Once the governor signs a proposed bill, hefty data privacy legislation will finally arrive on the East Coast of the US. Similar to privacy laws in California, the proposed law will allow Virginians to opt out of data targeting and data sale. And similar to the  EU’s GDPR, state residents will also be able to obtain the data that companies collect about them and have it corrected or deleted. Privacy advocates aren’t completely thrilled with it, given that the bill lacks provisions for suing companies. The bill also underscores an increasing patchwork of data privacy laws in the absense of Federal action from Congress.

(Washington Post)

Source code for ‘Cyberpunk’ & ‘Witcher’ games up for auction

Ransomware attackers who seized source code after attacking video game developer CD Projekt Red (CDPR) are auctioning it on an underground digital market. When the breach was first reported, CDPR said it wouldn’t pay the extortion, even if it led to stolen material being shared, or sold, online. Unfortunately, that’s happening now. Security firm KELA says the code appears legitimate. The starting price is $1 million, with bidding to rise in increments of $500,000 and a buy-it-now price of $7 million.
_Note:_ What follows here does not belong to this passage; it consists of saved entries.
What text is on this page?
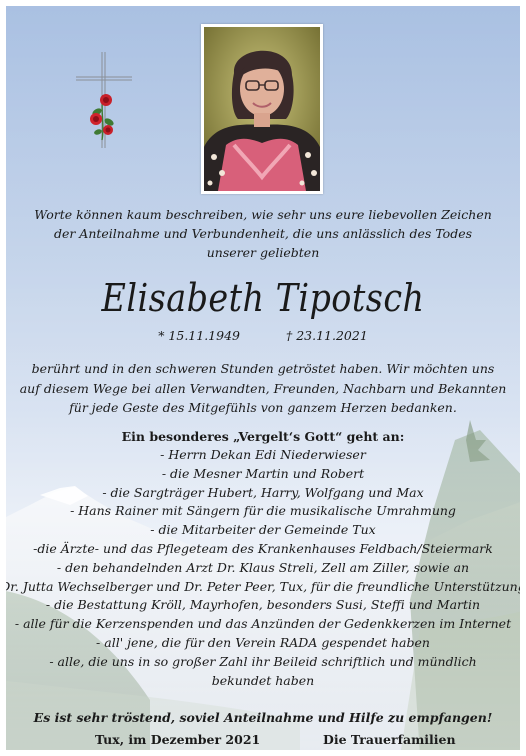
Worte können kaum beschreiben, wie sehr uns eure liebevollen Zeichen
der Anteilnahme und Verbundenheit, die uns anlässlich des Todes
unserer geliebten
Elisabeth Tipotsch
* 15.11.1949	† 23.11.2021
berührt und in den schweren Stunden getröstet haben. Wir möchten uns
auf diesem Wege bei allen Verwandten, Freunden, Nachbarn und Bekannten
für jede Geste des Mitgefühls von ganzem Herzen bedanken.
Ein besonderes „Vergelt‘s Gott“ geht an:
- Herrn Dekan Edi Niederwieser
- die Mesner Martin und Robert
- die Sargträger Hubert, Harry, Wolfgang und Max
- Hans Rainer mit Sängern für die musikalische Umrahmung
- die Mitarbeiter der Gemeinde Tux
-die Ärzte- und das Pflegeteam des Krankenhauses Feldbach/Steiermark
- den behandelnden Arzt Dr. Klaus Streli, Zell am Ziller, sowie an
Dr. Jutta Wechselberger und Dr. Peter Peer, Tux, für die freundliche Unterstützung
- die Bestattung Kröll, Mayrhofen, besonders Susi, Steffi und Martin
- alle für die Kerzenspenden und das Anzünden der Gedenkkerzen im Internet
- all' jene, die für den Verein RADA gespendet haben
- alle, die uns in so großer Zahl ihr Beileid schriftlich und mündlich
bekundet haben
Es ist sehr tröstend, soviel Anteilnahme und Hilfe zu empfangen!
Tux, im Dezember 2021	Die Trauerfamilien
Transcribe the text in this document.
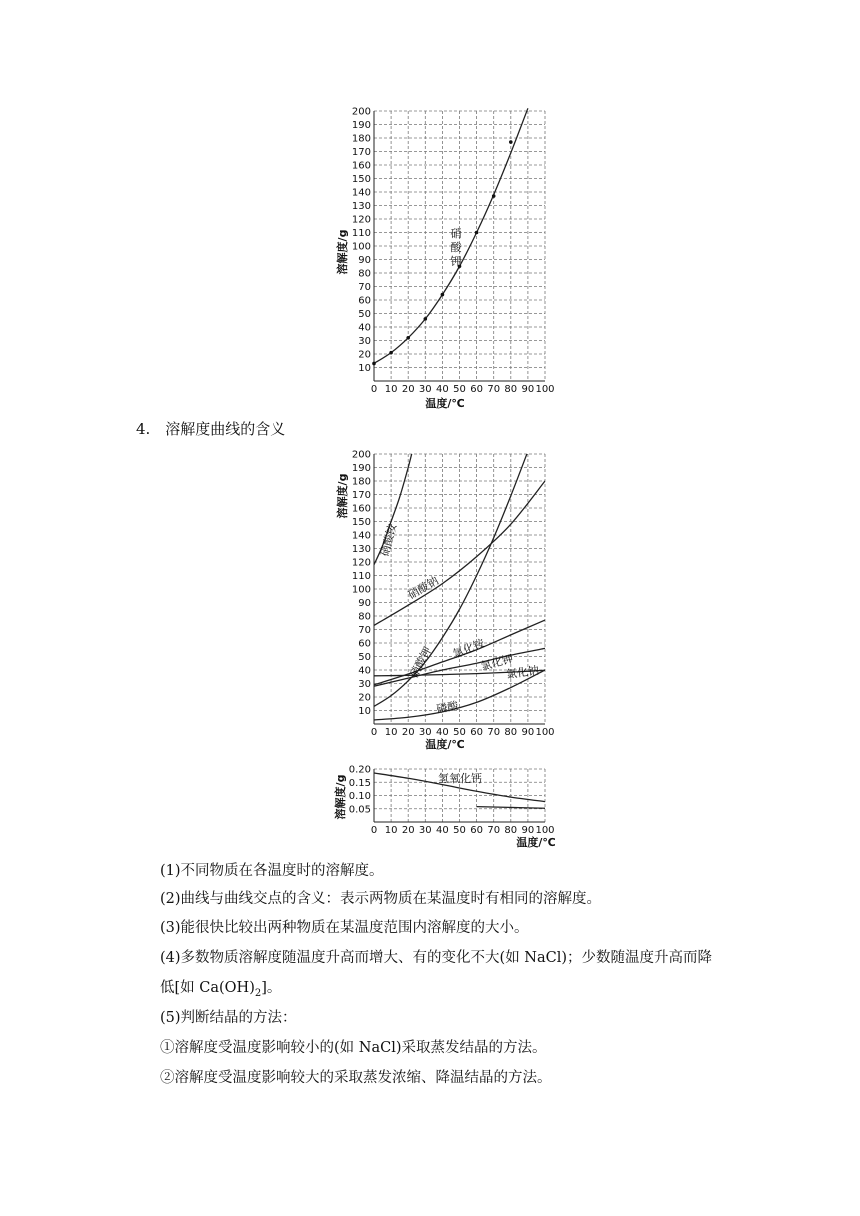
溶解度/g
0 10 20 30 40 50 60 70 80 90 100
10
20
30
40
50
60
70
80
90
100
110
120
130
140
150
160
170
180
190
200
硝
酸
钾
温度/℃
4.　溶解度曲线的含义
溶解度/g
0 10 20 30 40 50 60 70 80 90 100
10
20
30
40
50
60
70
80
90
100
110
120
130
140
150
160
170
180
190
200
硝酸铵
硝酸钠
硝酸钾 氯化铵
氯化钾
氯化钠
磷酸
温度/℃
溶解度/g
0 10 20 30 40 50 60 70 80 90 100
0.05
0.10
0.15
0.20
氢氧化钙
温度/℃
(1)不同物质在各温度时的溶解度。
(2)曲线与曲线交点的含义：表示两物质在某温度时有相同的溶解度。
(3)能很快比较出两种物质在某温度范围内溶解度的大小。
(4)多数物质溶解度随温度升高而增大、有的变化不大(如 NaCl)；少数随温度升高而降
低[如 $Ca(OH)_2$]。
(5)判断结晶的方法：
①溶解度受温度影响较小的(如 NaCl)采取蒸发结晶的方法。
②溶解度受温度影响较大的采取蒸发浓缩、降温结晶的方法。
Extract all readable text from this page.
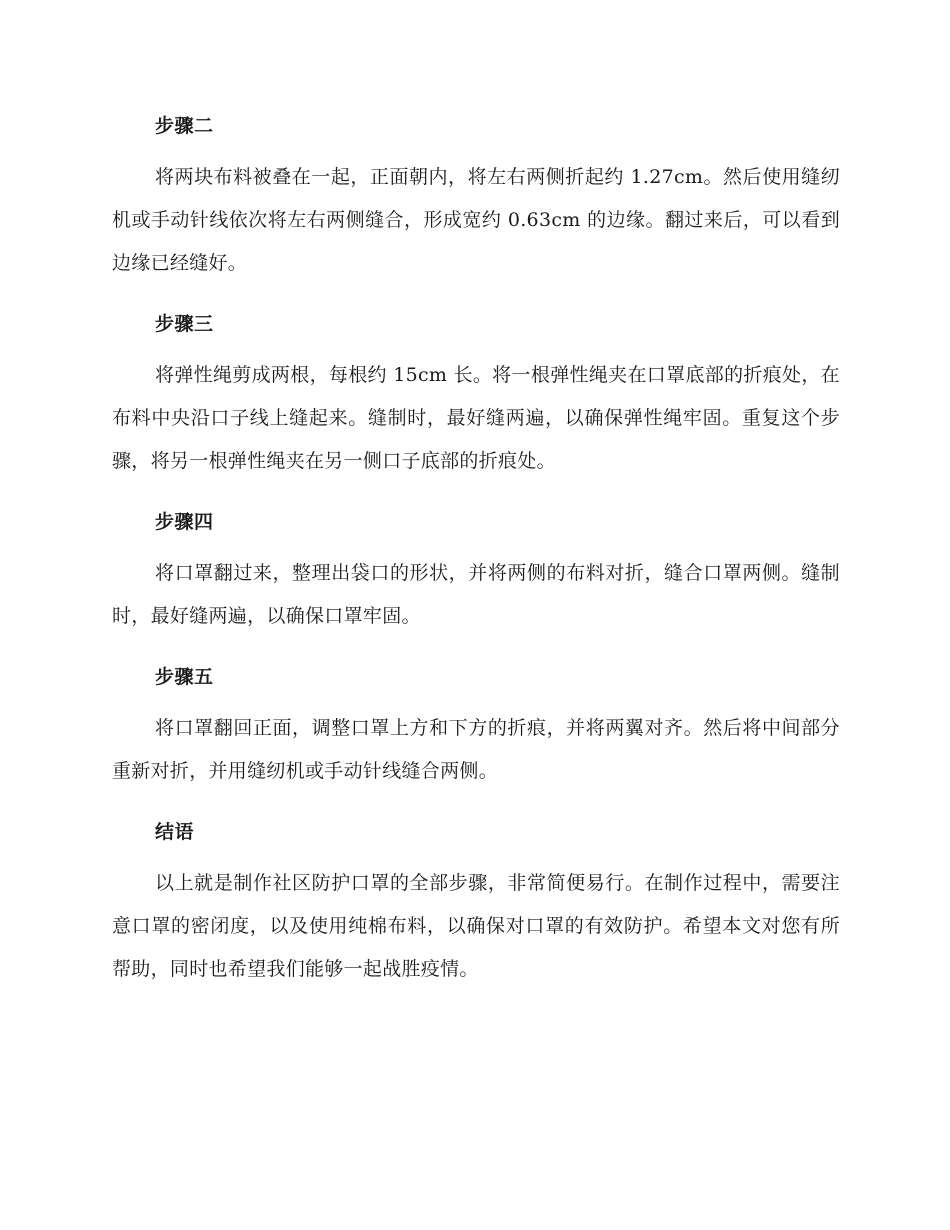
步骤二

将两块布料被叠在一起，正面朝内，将左右两侧折起约 1.27cm。然后使用缝纫机或手动针线依次将左右两侧缝合，形成宽约 0.63cm 的边缘。翻过来后，可以看到边缘已经缝好。

步骤三

将弹性绳剪成两根，每根约 15cm 长。将一根弹性绳夹在口罩底部的折痕处，在布料中央沿口子线上缝起来。缝制时，最好缝两遍，以确保弹性绳牢固。重复这个步骤，将另一根弹性绳夹在另一侧口子底部的折痕处。

步骤四

将口罩翻过来，整理出袋口的形状，并将两侧的布料对折，缝合口罩两侧。缝制时，最好缝两遍，以确保口罩牢固。

步骤五

将口罩翻回正面，调整口罩上方和下方的折痕，并将两翼对齐。然后将中间部分重新对折，并用缝纫机或手动针线缝合两侧。

结语

以上就是制作社区防护口罩的全部步骤，非常简便易行。在制作过程中，需要注意口罩的密闭度，以及使用纯棉布料，以确保对口罩的有效防护。希望本文对您有所帮助，同时也希望我们能够一起战胜疫情。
The breach involved critical code related to high-profile game releases like The Witcher 3 and Cyberpunk 2077. 

(The Verge)

KeepChange thwarted theft of Bitcoin, but not exchange’s user data

KeepChange, a Bitcoin exchange portal, said it was hacked over the weekend but that security safeguards stopped the intruders from stealing user funds. “Bitcoin withdrawal requests were initiated from customer accounts to an address belonging to attackers,” the marketplace said in a blog post this week. But although control subsystems stopped fraudulent withdrawal requests of user funds, the attackers did get away with some of the exchange customers’ personal data. That included  names, email addresses, trade counts, total traded amounts, and hashed passwords.

(ZDNet)

Microsoft patches 12-year-old bug that gives hackers admin rights

Microsoft has fixed a privilege escalation vulnerability in Microsoft Defender Antivirus that’s gone undetected for over a decade. The bug enables attackers to gain admin rights on unpatched Windows systems. It affects Defender versions going back as far as 2009, and it affects client and server releases starting with Windows 7 and up. Threat actors with basic user privileges could exploit it locally, as part of low-complexity attacks that don’t require user interaction. The bug also affects Microsoft Endpoint Protection, Microsoft Security Essentials, and Microsoft System Center Endpoint Protection.